Worse, new attacks take advantage of how companies use open-source code. Security researcher Alex Birsan was able to hack into Apple, Microsoft and dozens of other major companies via a novel supply chain attack — the dependency confusion technique. This method exploits application dependencies using public code libraries. By uploading code libraries with the same name and higher version numbers, Birsan got dozens of major companies to download, incorporate and execute his code automatically.

As Sonatype explained, this dependency confusion is a design flaw in native installation tools that makes it impossible for an organization’s development environment to tell the difference between a private, internally created package in its software build, and a similarly named package in a public software repository.
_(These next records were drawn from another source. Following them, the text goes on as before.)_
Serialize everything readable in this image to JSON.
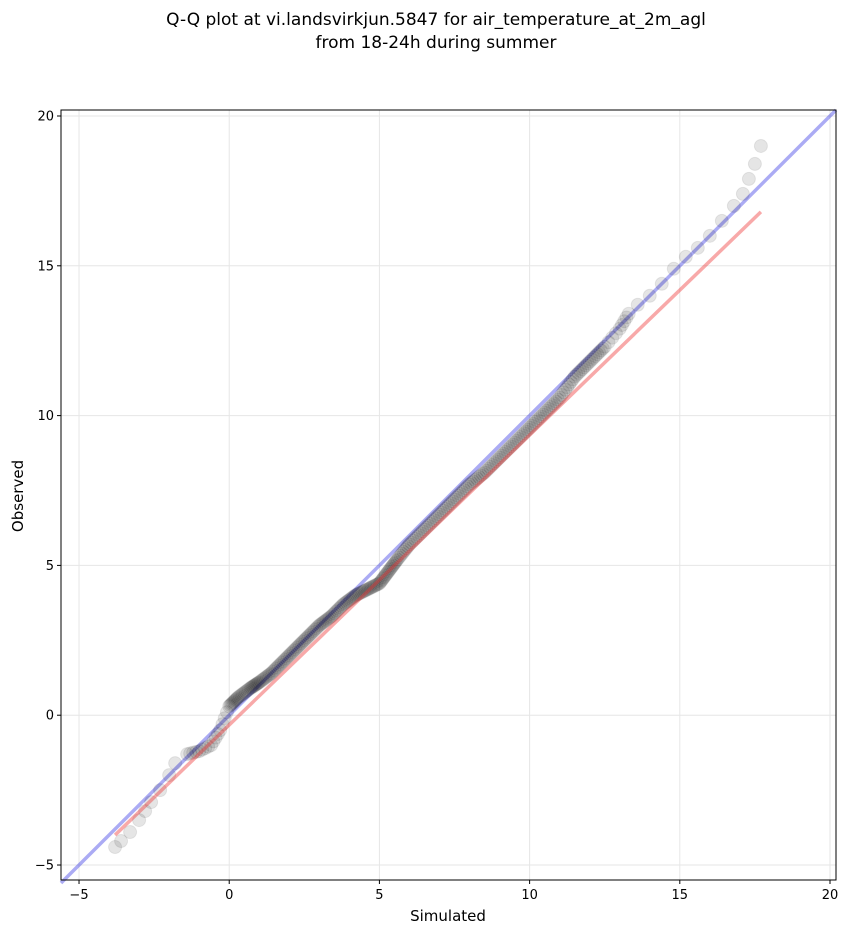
{
  "chart_data": {
    "type": "scatter",
    "title_line1": "Q-Q plot at vi.landsvirkjun.5847 for air_temperature_at_2m_agl",
    "title_line2": "from 18-24h during summer",
    "xlabel": "Simulated",
    "ylabel": "Observed",
    "xlim": [
      -5.6,
      20.2
    ],
    "ylim": [
      -5.5,
      20.2
    ],
    "xticks": [
      -5,
      0,
      5,
      10,
      15,
      20
    ],
    "yticks": [
      -5,
      0,
      5,
      10,
      15,
      20
    ],
    "grid": true,
    "lines": [
      {
        "role": "identity",
        "color": "#0000dd",
        "x": [
          -5.6,
          20.2
        ],
        "y": [
          -5.6,
          20.2
        ]
      },
      {
        "role": "fit",
        "color": "#ee3333",
        "x": [
          -3.8,
          17.7
        ],
        "y": [
          -4.0,
          16.8
        ]
      }
    ],
    "quantile_points": {
      "x": [
        -3.8,
        -3.6,
        -3.3,
        -3.0,
        -2.8,
        -2.6,
        -2.3,
        -2.0,
        -1.8,
        -1.4,
        -1.0,
        -0.6,
        -0.3,
        0.0,
        0.3,
        0.7,
        1.0,
        1.4,
        1.8,
        2.2,
        2.6,
        3.0,
        3.4,
        3.8,
        4.2,
        4.6,
        5.0,
        5.3,
        5.6,
        6.0,
        6.5,
        7.0,
        7.5,
        8.0,
        8.5,
        9.0,
        9.5,
        10.0,
        10.5,
        11.0,
        11.5,
        12.0,
        12.5,
        13.0,
        13.3,
        13.6,
        14.0,
        14.4,
        14.8,
        15.2,
        15.6,
        16.0,
        16.4,
        16.8,
        17.1,
        17.3,
        17.5,
        17.7
      ],
      "y": [
        -4.4,
        -4.2,
        -3.9,
        -3.5,
        -3.2,
        -2.9,
        -2.5,
        -2.0,
        -1.6,
        -1.3,
        -1.2,
        -1.0,
        -0.5,
        0.3,
        0.6,
        0.9,
        1.1,
        1.4,
        1.8,
        2.2,
        2.6,
        3.0,
        3.3,
        3.7,
        4.0,
        4.2,
        4.4,
        4.8,
        5.2,
        5.7,
        6.2,
        6.7,
        7.2,
        7.7,
        8.1,
        8.6,
        9.1,
        9.6,
        10.1,
        10.6,
        11.3,
        11.8,
        12.3,
        12.9,
        13.4,
        13.7,
        14.0,
        14.4,
        14.9,
        15.3,
        15.6,
        16.0,
        16.5,
        17.0,
        17.4,
        17.9,
        18.4,
        19.0
      ]
    }
  }
}
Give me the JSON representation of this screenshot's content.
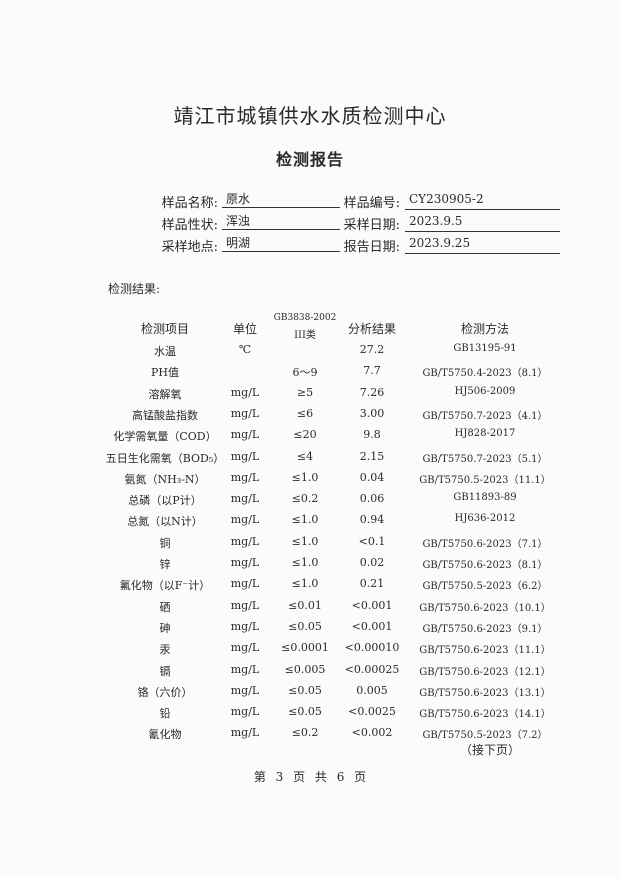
{
  "header": {
    "title": "靖江市城镇供水水质检测中心",
    "subtitle": "检测报告"
  },
  "info": {
    "sample_name_label": "样品名称:",
    "sample_name": "原水",
    "sample_no_label": "样品编号:",
    "sample_no": "CY230905-2",
    "sample_state_label": "样品性状:",
    "sample_state": "浑浊",
    "sampling_date_label": "采样日期:",
    "sampling_date": "2023.9.5",
    "sampling_site_label": "采样地点:",
    "sampling_site": "明湖",
    "report_date_label": "报告日期:",
    "report_date": "2023.9.25"
  },
  "results_label": "检测结果:",
  "table": {
    "headers": {
      "item": "检测项目",
      "unit": "单位",
      "standard_1": "GB3838-2002",
      "standard_2": "III类",
      "result": "分析结果",
      "method": "检测方法"
    },
    "rows": [
      {
        "item": "水温",
        "unit": "℃",
        "standard": "",
        "result": "27.2",
        "method": "GB13195-91"
      },
      {
        "item": "PH值",
        "unit": "",
        "standard": "6～9",
        "result": "7.7",
        "method": "GB/T5750.4-2023（8.1）"
      },
      {
        "item": "溶解氧",
        "unit": "mg/L",
        "standard": "≥5",
        "result": "7.26",
        "method": "HJ506-2009"
      },
      {
        "item": "高锰酸盐指数",
        "unit": "mg/L",
        "standard": "≤6",
        "result": "3.00",
        "method": "GB/T5750.7-2023（4.1）"
      },
      {
        "item": "化学需氧量（COD）",
        "unit": "mg/L",
        "standard": "≤20",
        "result": "9.8",
        "method": "HJ828-2017"
      },
      {
        "item": "五日生化需氧（BOD₅）",
        "unit": "mg/L",
        "standard": "≤4",
        "result": "2.15",
        "method": "GB/T5750.7-2023（5.1）"
      },
      {
        "item": "氨氮（NH₃-N）",
        "unit": "mg/L",
        "standard": "≤1.0",
        "result": "0.04",
        "method": "GB/T5750.5-2023（11.1）"
      },
      {
        "item": "总磷（以P计）",
        "unit": "mg/L",
        "standard": "≤0.2",
        "result": "0.06",
        "method": "GB11893-89"
      },
      {
        "item": "总氮（以N计）",
        "unit": "mg/L",
        "standard": "≤1.0",
        "result": "0.94",
        "method": "HJ636-2012"
      },
      {
        "item": "铜",
        "unit": "mg/L",
        "standard": "≤1.0",
        "result": "<0.1",
        "method": "GB/T5750.6-2023（7.1）"
      },
      {
        "item": "锌",
        "unit": "mg/L",
        "standard": "≤1.0",
        "result": "0.02",
        "method": "GB/T5750.6-2023（8.1）"
      },
      {
        "item": "氟化物（以F⁻计）",
        "unit": "mg/L",
        "standard": "≤1.0",
        "result": "0.21",
        "method": "GB/T5750.5-2023（6.2）"
      },
      {
        "item": "硒",
        "unit": "mg/L",
        "standard": "≤0.01",
        "result": "<0.001",
        "method": "GB/T5750.6-2023（10.1）"
      },
      {
        "item": "砷",
        "unit": "mg/L",
        "standard": "≤0.05",
        "result": "<0.001",
        "method": "GB/T5750.6-2023（9.1）"
      },
      {
        "item": "汞",
        "unit": "mg/L",
        "standard": "≤0.0001",
        "result": "<0.00010",
        "method": "GB/T5750.6-2023（11.1）"
      },
      {
        "item": "镉",
        "unit": "mg/L",
        "standard": "≤0.005",
        "result": "<0.00025",
        "method": "GB/T5750.6-2023（12.1）"
      },
      {
        "item": "铬（六价）",
        "unit": "mg/L",
        "standard": "≤0.05",
        "result": "0.005",
        "method": "GB/T5750.6-2023（13.1）"
      },
      {
        "item": "铅",
        "unit": "mg/L",
        "standard": "≤0.05",
        "result": "<0.0025",
        "method": "GB/T5750.6-2023（14.1）"
      },
      {
        "item": "氰化物",
        "unit": "mg/L",
        "standard": "≤0.2",
        "result": "<0.002",
        "method": "GB/T5750.5-2023（7.2）"
      }
    ]
  },
  "continued": "（接下页）",
  "footer": "第 3 页 共 6 页"
}
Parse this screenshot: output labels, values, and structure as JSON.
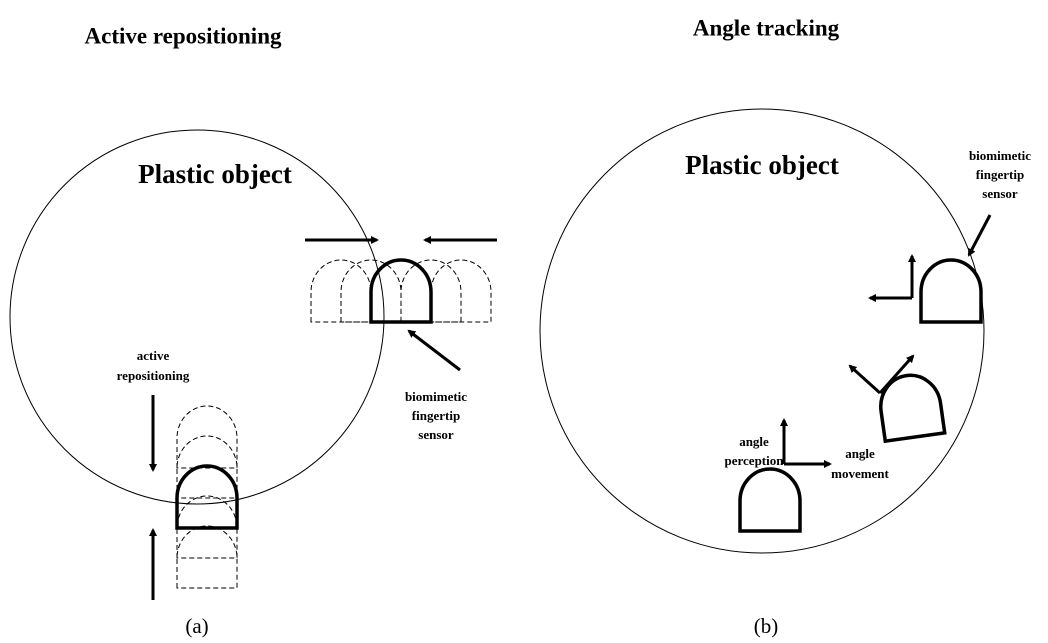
{
  "panels": [
    {
      "title": "Active repositioning",
      "object_label": "Plastic object",
      "annotations": [
        {
          "lines": [
            "active",
            "repositioning"
          ]
        },
        {
          "lines": [
            "biomimetic",
            "fingertip",
            "sensor"
          ]
        }
      ],
      "caption": "(a)"
    },
    {
      "title": "Angle tracking",
      "object_label": "Plastic object",
      "annotations": [
        {
          "lines": [
            "biomimetic",
            "fingertip",
            "sensor"
          ]
        },
        {
          "lines": [
            "angle",
            "perception"
          ]
        },
        {
          "lines": [
            "angle",
            "movement"
          ]
        }
      ],
      "caption": "(b)"
    }
  ]
}
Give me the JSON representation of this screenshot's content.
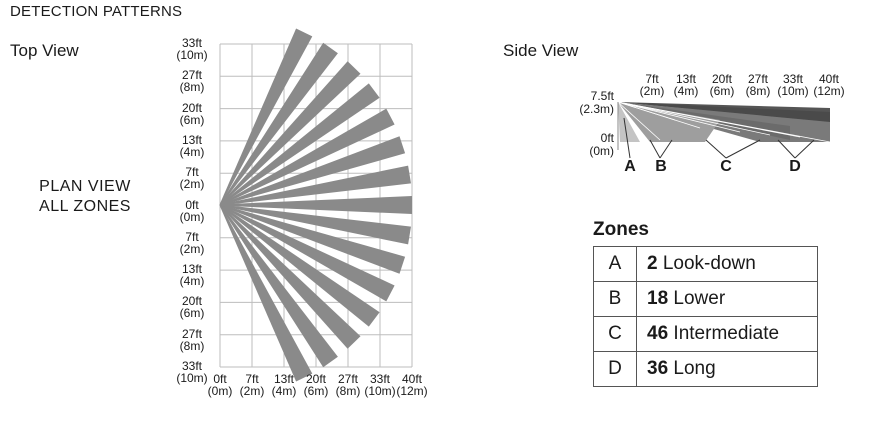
{
  "heading": "DETECTION PATTERNS",
  "top_view": {
    "title": "Top View",
    "plan_label": [
      "PLAN VIEW",
      "ALL ZONES"
    ],
    "y_ticks": [
      [
        "33ft",
        "(10m)"
      ],
      [
        "27ft",
        "(8m)"
      ],
      [
        "20ft",
        "(6m)"
      ],
      [
        "13ft",
        "(4m)"
      ],
      [
        "7ft",
        "(2m)"
      ],
      [
        "0ft",
        "(0m)"
      ],
      [
        "7ft",
        "(2m)"
      ],
      [
        "13ft",
        "(4m)"
      ],
      [
        "20ft",
        "(6m)"
      ],
      [
        "27ft",
        "(8m)"
      ],
      [
        "33ft",
        "(10m)"
      ]
    ],
    "x_ticks": [
      [
        "0ft",
        "(0m)"
      ],
      [
        "7ft",
        "(2m)"
      ],
      [
        "13ft",
        "(4m)"
      ],
      [
        "20ft",
        "(6m)"
      ],
      [
        "27ft",
        "(8m)"
      ],
      [
        "33ft",
        "(10m)"
      ],
      [
        "40ft",
        "(12m)"
      ]
    ],
    "beam_color": "#8a8a8a",
    "grid_color": "#bdbdbd"
  },
  "side_view": {
    "title": "Side View",
    "height_label": [
      "7.5ft",
      "(2.3m)"
    ],
    "floor_label": [
      "0ft",
      "(0m)"
    ],
    "x_ticks": [
      [
        "7ft",
        "(2m)"
      ],
      [
        "13ft",
        "(4m)"
      ],
      [
        "20ft",
        "(6m)"
      ],
      [
        "27ft",
        "(8m)"
      ],
      [
        "33ft",
        "(10m)"
      ],
      [
        "40ft",
        "(12m)"
      ]
    ],
    "zone_letters": [
      "A",
      "B",
      "C",
      "D"
    ],
    "colors": {
      "long": "#555555",
      "intermediate": "#7a7a7a",
      "lower": "#9e9e9e",
      "lookdown": "#c4c4c4"
    }
  },
  "zones": {
    "title": "Zones",
    "rows": [
      {
        "letter": "A",
        "count": "2",
        "name": "Look-down"
      },
      {
        "letter": "B",
        "count": "18",
        "name": "Lower"
      },
      {
        "letter": "C",
        "count": "46",
        "name": "Intermediate"
      },
      {
        "letter": "D",
        "count": "36",
        "name": "Long"
      }
    ]
  }
}
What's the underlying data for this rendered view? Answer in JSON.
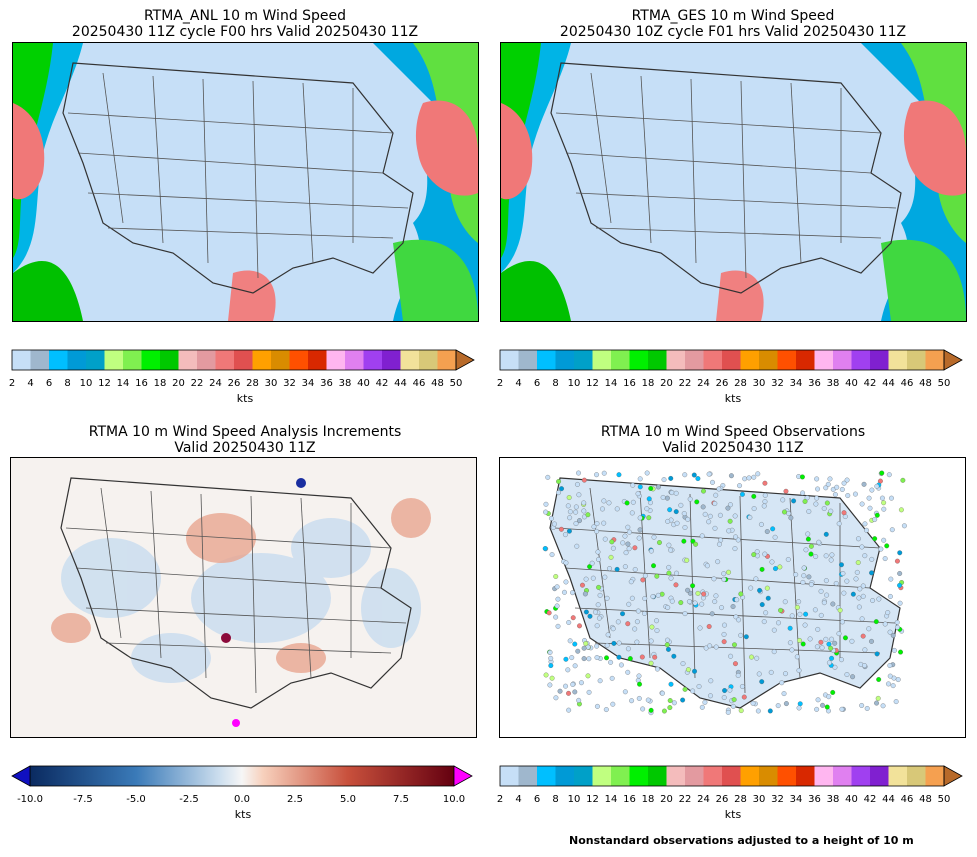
{
  "panels": [
    {
      "title_line1": "RTMA_ANL 10 m Wind Speed",
      "title_line2": "20250430 11Z cycle F00 hrs Valid 20250430 11Z"
    },
    {
      "title_line1": "RTMA_GES 10 m Wind Speed",
      "title_line2": "20250430 10Z cycle F01 hrs Valid 20250430 11Z"
    },
    {
      "title_line1": "RTMA 10 m Wind Speed Analysis Increments",
      "title_line2": "Valid 20250430 11Z"
    },
    {
      "title_line1": "RTMA 10 m Wind Speed Observations",
      "title_line2": "Valid 20250430 11Z"
    }
  ],
  "speed_colorbar": {
    "unit": "kts",
    "ticks": [
      "2",
      "4",
      "6",
      "8",
      "10",
      "12",
      "14",
      "16",
      "18",
      "20",
      "22",
      "24",
      "26",
      "28",
      "30",
      "32",
      "34",
      "36",
      "38",
      "40",
      "42",
      "44",
      "46",
      "48",
      "50"
    ],
    "colors": [
      "#c6dff7",
      "#9fb7cd",
      "#00bfff",
      "#009ad6",
      "#00a0c8",
      "#c0ff80",
      "#80f050",
      "#00f000",
      "#00c800",
      "#f4bcbc",
      "#e39aa0",
      "#f07878",
      "#e05050",
      "#ffa000",
      "#d98c00",
      "#ff5000",
      "#d82800",
      "#ffb6f0",
      "#e080f0",
      "#a040f0",
      "#8020d0",
      "#f2e29a",
      "#d8c878",
      "#f5a050",
      "#d08040"
    ],
    "extend_color": "#b86a2a"
  },
  "increment_colorbar": {
    "unit": "kts",
    "ticks": [
      "-10.0",
      "-7.5",
      "-5.0",
      "-2.5",
      "0.0",
      "2.5",
      "5.0",
      "7.5",
      "10.0"
    ],
    "min_color": "#1010c0",
    "max_color": "#ff00ff"
  },
  "footnote": "Nonstandard observations adjusted to a height of 10 m"
}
This highlights the importance of configuring your tools to pull from private repositories over public ones. It also shows the need for open-source repositories to verify who contributes, especially when they’re doing so under established names. In addition, it’s up to DevSecOps to demand an open-source binary composition tool that enables them to better assess vulnerabilities exposed in runtime. 

We didn’t have to be at the RSA Conference to know one of the big takeaways from SolarWinds is more involvement between our IT and security teams in trying to level set and answer the question: “What risk are we taking on these Network Management Systems?”

With disciplined attention, supply chain vulnerabilities don’t have to put your organization on the hot seat.